Elizabeth Hawley n’est plus Hommage

Célèbre mémorialiste de l’Himalaya, Elizabeth Hawley nous a quittés à l’âge de 94 ans. Sa disparition marque la fin d’une ère.

Bien qu’elle n’ait jamais gravi aucun des sommets de l’Himalaya, celle que l’on nommait «Miss Hawley» était une institution bien établie dans l’histoire de la conquête des plus hautes cimes. Elle avait consacré sa vie à en faire la chronique des tentatives et des succès. On craignait ses questions inquisitoriales aux alpinistes revenus des 8000: plus d’une fois, elle révéla des erreurs dans leurs récits. Et des mensonges aussi, parfois.

Elizabeth Hawley naquit le 9 novembre 1923 à Chicago. Après avoir étudié l’histoire et les sciences politiques, elle fut engagée en tant que documentaliste et recherchiste par un magazine économique, une fonction qui impliquait de nombreux déplacements. Elle quitta ce poste après onze ans d’activité et entreprit un voyage autour du monde qui, entre autres, lui fit visiter le Népal.

L’âge d’or

Interdit aux étrangers jusqu’en 1950, le royaume du Népal était alors aux premiers temps de son ouverture. Miss Hawley fut séduite par ce pays au point qu’elle décida de s’y fixer. Elle s’établit à Katmandou en 1960, pour devenir correspondante sur place du magazine Time, puis de l’agence d’informations Reuters.

Son activité l’amena souvent à faire des reportages sur des expéditions vers les 8000 népalais. La succession des premières victoires sur tous les 8000 ouvrit l’«âge d’or» des expéditions himalayennes, débouchant sur de nouvelles voies toujours plus difficiles et périlleuses vers les plus hautes cimes. Très intéressée à l’histoire et au développement des ascensions dans cet environnement extrême, elle noua des contacts avec les alpinistes et entreprit d’interviewer toutes les expéditions avant leur départ de Katmandou et à leur retour.

Contemporaine d’Edmund Hillary

Sa quête incessante de renseignements aboutit à un recensement quasiment complet des ascensions réalisées sur les 7000 et 8000 du Népal et du Tibet.
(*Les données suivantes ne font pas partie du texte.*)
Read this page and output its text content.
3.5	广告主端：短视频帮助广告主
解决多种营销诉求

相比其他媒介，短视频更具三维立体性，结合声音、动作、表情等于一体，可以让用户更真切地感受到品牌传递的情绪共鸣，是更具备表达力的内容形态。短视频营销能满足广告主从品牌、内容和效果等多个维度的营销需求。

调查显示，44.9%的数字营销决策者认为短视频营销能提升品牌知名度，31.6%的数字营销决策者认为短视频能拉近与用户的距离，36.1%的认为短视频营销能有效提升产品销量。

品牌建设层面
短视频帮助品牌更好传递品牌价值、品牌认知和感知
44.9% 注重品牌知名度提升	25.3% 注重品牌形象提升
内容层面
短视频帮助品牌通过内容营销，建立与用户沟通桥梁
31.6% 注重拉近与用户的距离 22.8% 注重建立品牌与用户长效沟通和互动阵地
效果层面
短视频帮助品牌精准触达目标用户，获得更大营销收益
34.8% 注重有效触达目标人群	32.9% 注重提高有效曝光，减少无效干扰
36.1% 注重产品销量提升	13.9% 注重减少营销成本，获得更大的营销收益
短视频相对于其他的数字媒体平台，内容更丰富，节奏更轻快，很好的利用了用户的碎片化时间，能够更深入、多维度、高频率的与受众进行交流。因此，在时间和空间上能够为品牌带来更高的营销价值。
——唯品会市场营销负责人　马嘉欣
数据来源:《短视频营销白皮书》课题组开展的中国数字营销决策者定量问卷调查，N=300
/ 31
Il en est résulté, à l’aide de collaborateurs, une somme disponible depuis 2004 sous forme numérique, l’Himalayan database. Ce catalogue va jusqu’à la saison d’automne 2016, l’historique descriptif de 9434 expéditions avec leurs 68 724 participants sur 455 montagnes népalaises.
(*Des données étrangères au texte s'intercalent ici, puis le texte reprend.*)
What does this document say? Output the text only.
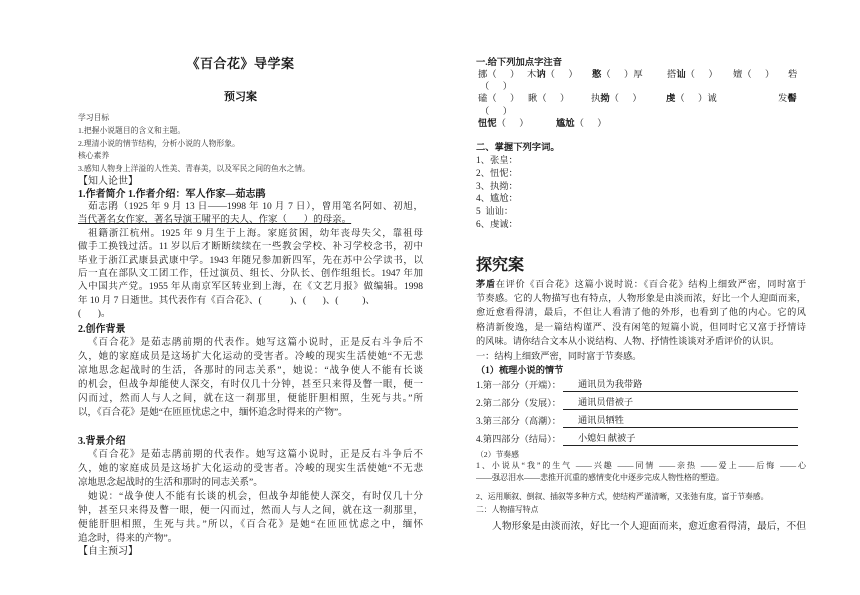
《百合花》导学案
预习案
学习目标
1.把握小说题目的含义和主题。
2.理清小说的情节结构，分析小说的人物形象。
核心素养
3.感知人物身上洋溢的人性美、青春美，以及军民之间的鱼水之情。
【知人论世】
1.作者简介 1.作者介绍：军人作家—茹志鹃
茹志鹃（1925 年 9 月 13 日——1998 年 10 月 7 日），曾用笔名阿如、初旭，
当代著名女作家，著名导演王啸平的夫人、作家（       ）的母亲。
祖籍浙江杭州。1925 年 9 月生于上海。家庭贫困，幼年丧母失父，靠祖母
做手工换钱过活。11 岁以后才断断续续在一些教会学校、补习学校念书，初中
毕业于浙江武康县武康中学。1943 年随兄参加新四军，先在苏中公学读书，以
后一直在部队文工团工作，任过演员、组长、分队长、创作组组长。1947 年加
入中国共产党。1955 年从南京军区转业到上海，在《文艺月报》做编辑。1998
年 10 月 7 日逝世。其代表作有《百合花》、(            )、(       )、(          )、
(       )。
2.创作背景
《百合花》是茹志鹃前期的代表作。她写这篇小说时，正是反右斗争后不
久，她的家庭成员是这场扩大化运动的受害者。冷峻的现实生活使她“不无悲
凉地思念起战时的生活，各那时的同志关系”，她说：“战争使人不能有长谈
的机会，但战争却能使人深交，有时仅几十分钟，甚至只来得及瞥一眼，便一
闪而过，然而人与人之间，就在这一刹那里，便能肝胆相照，生死与共。”所
以，《百合花》是她“在匝匝忧虑之中，缅怀追念时得来的产物”。
3.背景介绍
《百合花》是茹志鹃前期的代表作。她写这篇小说时，正是反右斗争后不
久，她的家庭成员是这场扩大化运动的受害者。冷峻的现实生活使她“不无悲
凉地思念起战时的生活和那时的同志关系”。
她说：“战争使人不能有长谈的机会，但战争却能使人深交，有时仅几十分
钟，甚至只来得及瞥一眼，便一闪而过，然而人与人之间，就在这一刹那里，
便能肝胆相照，生死与共。”所以，《百合花》是她“在匝匝忧虑之中，缅怀
追念时，得来的产物”。
【自主预习】
一.给下列加点字注音
挪（ ） 木讷（ ） 憨（ ）厚	搭讪（ ） 嬗（ ） 砦
（ ）
磕（ ） 瞅（ ） 执拗（ ）	虔（ ）诚	发髻
（ ）
忸怩（ ）	尴尬（ ）
二、掌握下列字词。
1、张皇：
2、忸怩：
3、执拗：
4、尴尬：
5  讪讪：
6、虔诚：
探究案
茅盾在评价《百合花》这篇小说时说：《百合花》结构上细致严密，同时富于
节奏感。它的人物描写也有特点，人物形象是由淡而浓，好比一个人迎面而来，
愈近愈看得清，最后，不但让人看清了他的外形，也看到了他的内心。它的风
格清新俊逸，是一篇结构谨严、没有闲笔的短篇小说，但同时它又富于抒情诗
的风味。请你结合文本从小说结构、人物、抒情性谈谈对矛盾评价的认识。
一：结构上细致严密，同时富于节奏感。
（1）梳理小说的情节
1.第一部分（开端）：	通讯员为我带路
2.第二部分（发展）：	通讯员借被子
3.第三部分（高潮）：	通讯员牺牲
4.第四部分（结局）：	小媳妇 献被子
（2）节奏感
1、小说从“我”的生气 ——兴趣 ——同情 ——亲热 ——爱上——后悔 ——心
——强忍泪水——悲推开沉重的感情变化中逐步完成人物性格的塑造。
2、运用顺叙、倒叙、插叙等多种方式，使结构严谨清晰，又张弛有度，富于节奏感。
二：人物描写特点
人物形象是由淡而浓，好比一个人迎面而来，愈近愈看得清，最后，不但
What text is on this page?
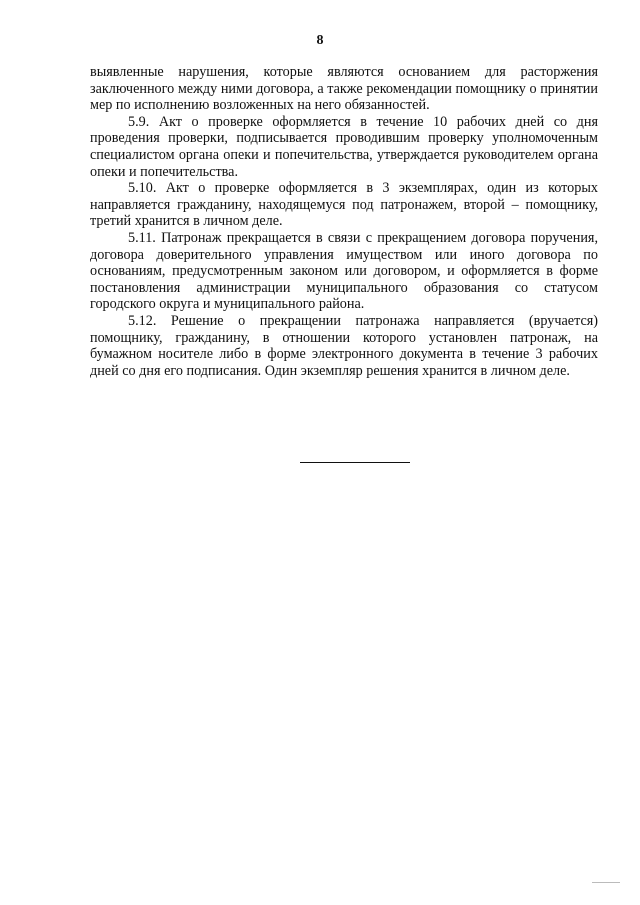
8

выявленные нарушения, которые являются основанием для расторжения заключенного между ними договора, а также рекомендации помощнику о принятии мер по исполнению возложенных на него обязанностей.

5.9. Акт о проверке оформляется в течение 10 рабочих дней со дня проведения проверки, подписывается проводившим проверку уполномоченным специалистом органа опеки и попечительства, утверждается руководителем органа опеки и попечительства.

5.10. Акт о проверке оформляется в 3 экземплярах, один из которых направляется гражданину, находящемуся под патронажем, второй – помощнику, третий хранится в личном деле.

5.11. Патронаж прекращается в связи с прекращением договора поручения, договора доверительного управления имуществом или иного договора по основаниям, предусмотренным законом или договором, и оформляется в форме постановления администрации муниципального образования со статусом городского округа и муниципального района.

5.12. Решение о прекращении патронажа направляется (вручается) помощнику, гражданину, в отношении которого установлен патронаж, на бумажном носителе либо в форме электронного документа в течение 3 рабочих дней со дня его подписания. Один экземпляр решения хранится в личном деле.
Durant toutes ces années, Miss Hawley établit un vaste réseau de relations sur la scène internationale de l’alpinisme. Elle entretint une profonde amitié avec Sir Edmund Hillary, le Néo-Zélandais qui, pour la première fois, avec le sherpa Tensing Norgay, atteignit le sommet de l’Everest en 1953. Elle apporta son soutien à l’organisation de secours Himalayan Trust, créée par Hillary pour venir en aide aux sherpas de la vallée de Khumbu. En 1990, elle fut nommée consule honoraire de Nouvelle-Zélande au Népal.

Deux mois avant sa mort, Elizabeth Hawley recevait encore des visites. Même si son accueil manquait parfois de cordialité, elle n’était pas avare de plaisanteries. Celles-ci pouvaient être féroces, particulièrement lorsqu’il s’agissait de la politique népalaise, qu’elle suivait depuis le début des années 1960. A l’écouter, on aurait parié sur un héritage d’humour anglais.

Après avoir contracté une pneumonie à la mi-janvier, la «vieille dame de l’himalayisme» s’est éteinte au matin du 26 janvier dernier.

Paru dans la NZZ

Cet article a paru le 26 janvier 2018 dans la Neue Zürcher Zeitung (NZZ).

Une succession assurée

La gestion de l’Himalayan database est désormais assurée par la journaliste et alpiniste allemande Billi Bierling, secondée pour les interviews par une équipe de trois à quatre personnes: la multiplication des expéditions commerciales depuis le début de ce siècle a augmenté fortement le travail de recensement, même s’il ne concerne que la voie normale d’accès aux 8000 dans la plupart des cas. Depuis la saison de printemps 2017, un questionnaire à remplir en ligne complète le dispositif d’enquête.